As editor of a provocative magazine, she made guest appearances on the hugely popular Sabado Gigante with Don Francisco. She was so good on her first appearance that she was invited back for 10 straight weeks. “I thought, if I can promote Cosmo, I'm there,” she says. After the 10-week stint, her own show was born.

“I'll never forget my first contract,” she says. “It had the word 'talent' on it, and to me talent meant you're good at something. But, for them, it meant you stand there and everybody else makes decisions for you. We spent the little money we had to get our lawyer to take 'talent' out of the contract. Since then, I've been executive producer.”

After 12 years of hosting the program every day, Christina found herself burned out and bored. “And when you're bored, you become boring,” she says. She also had three children—Cristina, Stephanie Anne and Jon Marcos—who were all growing up (they're now 27, 22 and 19, respectively). She wanted to spend more time with them, and she wanted to dip her toes into some new business ventures.

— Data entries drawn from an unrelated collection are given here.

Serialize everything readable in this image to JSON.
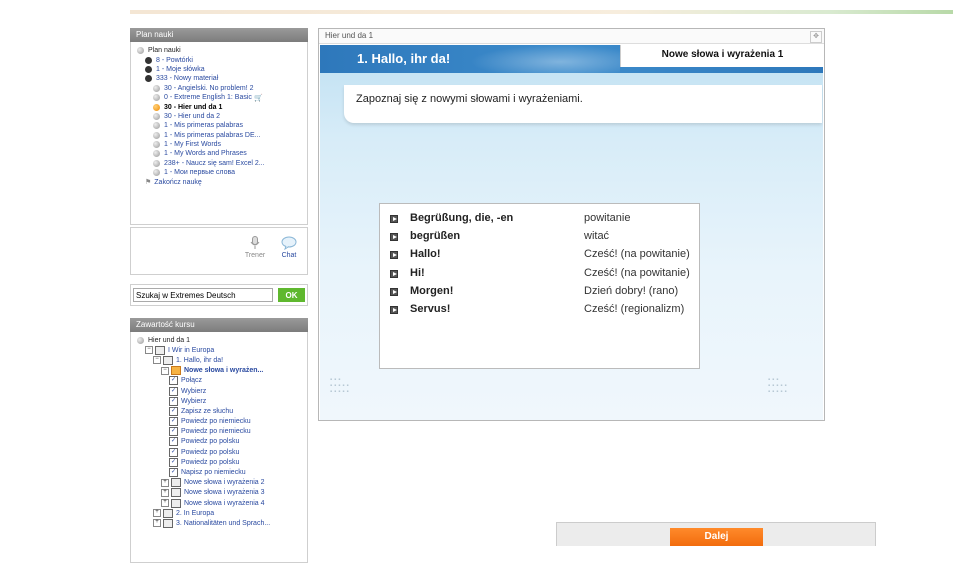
{
  "plan": {
    "header": "Plan nauki",
    "items": [
      {
        "label": "Plan nauki",
        "indent": 0,
        "icon": "dot",
        "style": "root"
      },
      {
        "label": "8 - Powtórki",
        "indent": 1,
        "icon": "dark"
      },
      {
        "label": "1 - Moje słówka",
        "indent": 1,
        "icon": "dark"
      },
      {
        "label": "333 - Nowy materiał",
        "indent": 1,
        "icon": "dark"
      },
      {
        "label": "30 - Angielski. No problem! 2",
        "indent": 2,
        "icon": "dot"
      },
      {
        "label": "0 - Extreme English 1: Basic",
        "indent": 2,
        "icon": "dot",
        "extra": "🛒"
      },
      {
        "label": "30 - Hier und da 1",
        "indent": 2,
        "icon": "orange",
        "style": "current"
      },
      {
        "label": "30 - Hier und da 2",
        "indent": 2,
        "icon": "dot"
      },
      {
        "label": "1 - Mis primeras palabras",
        "indent": 2,
        "icon": "dot"
      },
      {
        "label": "1 - Mis primeras palabras DE...",
        "indent": 2,
        "icon": "dot"
      },
      {
        "label": "1 - My First Words",
        "indent": 2,
        "icon": "dot"
      },
      {
        "label": "1 - My Words and Phrases",
        "indent": 2,
        "icon": "dot"
      },
      {
        "label": "238+ - Naucz się sam! Excel 2...",
        "indent": 2,
        "icon": "dot"
      },
      {
        "label": "1 - Мои первые слова",
        "indent": 2,
        "icon": "dot"
      },
      {
        "label": "Zakończ naukę",
        "indent": 1,
        "icon": "flag"
      }
    ]
  },
  "assistants": {
    "trener": "Trener",
    "chat": "Chat"
  },
  "search": {
    "value": "Szukaj w Extremes Deutsch",
    "ok": "OK"
  },
  "contents": {
    "header": "Zawartość kursu",
    "items": [
      {
        "label": "Hier und da 1",
        "indent": 0,
        "icon": "dot",
        "style": "root"
      },
      {
        "label": "I Wir in Europa",
        "indent": 1,
        "icon": "book",
        "pm": "−"
      },
      {
        "label": "1. Hallo, ihr da!",
        "indent": 2,
        "icon": "book",
        "pm": "−"
      },
      {
        "label": "Nowe słowa i wyrażen...",
        "indent": 3,
        "icon": "book-orange",
        "pm": "−",
        "style": "bold"
      },
      {
        "label": "Połącz",
        "indent": 4,
        "icon": "check"
      },
      {
        "label": "Wybierz",
        "indent": 4,
        "icon": "check"
      },
      {
        "label": "Wybierz",
        "indent": 4,
        "icon": "check"
      },
      {
        "label": "Zapisz ze słuchu",
        "indent": 4,
        "icon": "check"
      },
      {
        "label": "Powiedz po niemiecku",
        "indent": 4,
        "icon": "check"
      },
      {
        "label": "Powiedz po niemiecku",
        "indent": 4,
        "icon": "check"
      },
      {
        "label": "Powiedz po polsku",
        "indent": 4,
        "icon": "check"
      },
      {
        "label": "Powiedz po polsku",
        "indent": 4,
        "icon": "check"
      },
      {
        "label": "Powiedz po polsku",
        "indent": 4,
        "icon": "check"
      },
      {
        "label": "Napisz po niemiecku",
        "indent": 4,
        "icon": "check"
      },
      {
        "label": "Nowe słowa i wyrażenia 2",
        "indent": 3,
        "icon": "book",
        "pm": "+"
      },
      {
        "label": "Nowe słowa i wyrażenia 3",
        "indent": 3,
        "icon": "book",
        "pm": "+"
      },
      {
        "label": "Nowe słowa i wyrażenia 4",
        "indent": 3,
        "icon": "book",
        "pm": "+"
      },
      {
        "label": "2. In Europa",
        "indent": 2,
        "icon": "book",
        "pm": "+"
      },
      {
        "label": "3. Nationalitäten und Sprach...",
        "indent": 2,
        "icon": "book",
        "pm": "+"
      }
    ]
  },
  "frame": {
    "title": "Hier und da 1",
    "banner_title": "1. Hallo, ihr da!",
    "tab_label": "Nowe słowa i wyrażenia 1",
    "instruction": "Zapoznaj się z nowymi słowami i wyrażeniami."
  },
  "vocab": [
    {
      "de": "Begrüßung, die, -en",
      "pl": "powitanie"
    },
    {
      "de": "begrüßen",
      "pl": "witać"
    },
    {
      "de": "Hallo!",
      "pl": "Cześć! (na powitanie)"
    },
    {
      "de": "Hi!",
      "pl": "Cześć! (na powitanie)"
    },
    {
      "de": "Morgen!",
      "pl": "Dzień dobry! (rano)"
    },
    {
      "de": "Servus!",
      "pl": "Cześć! (regionalizm)"
    }
  ],
  "footer": {
    "next": "Dalej"
  }
}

The show now airs just once a week, as her media presence grows larger. “Right now, I love doing what I'm doing,” she says. “Working with the different businesses, I travel a different circuit than the TV industry. It's not such a dog-eat-dog world.”

She's well aware that a major reason for her success is that she's a straight shooter. “I have no connection between my brain and mouth so whatever I want to say comes out unedited,” she says. “It's my biggest defect but also my biggest virtue.”

It also helped her break down the stereotype of Latinos as being unwilling to discuss sensitive topics like homosexuality or AIDS. “People told me it wouldn't work because Latinos would not discuss private matters on TV,” she says. “But it was like uncorking a bottle of champagne because they were dying to talk and ask about those issues.”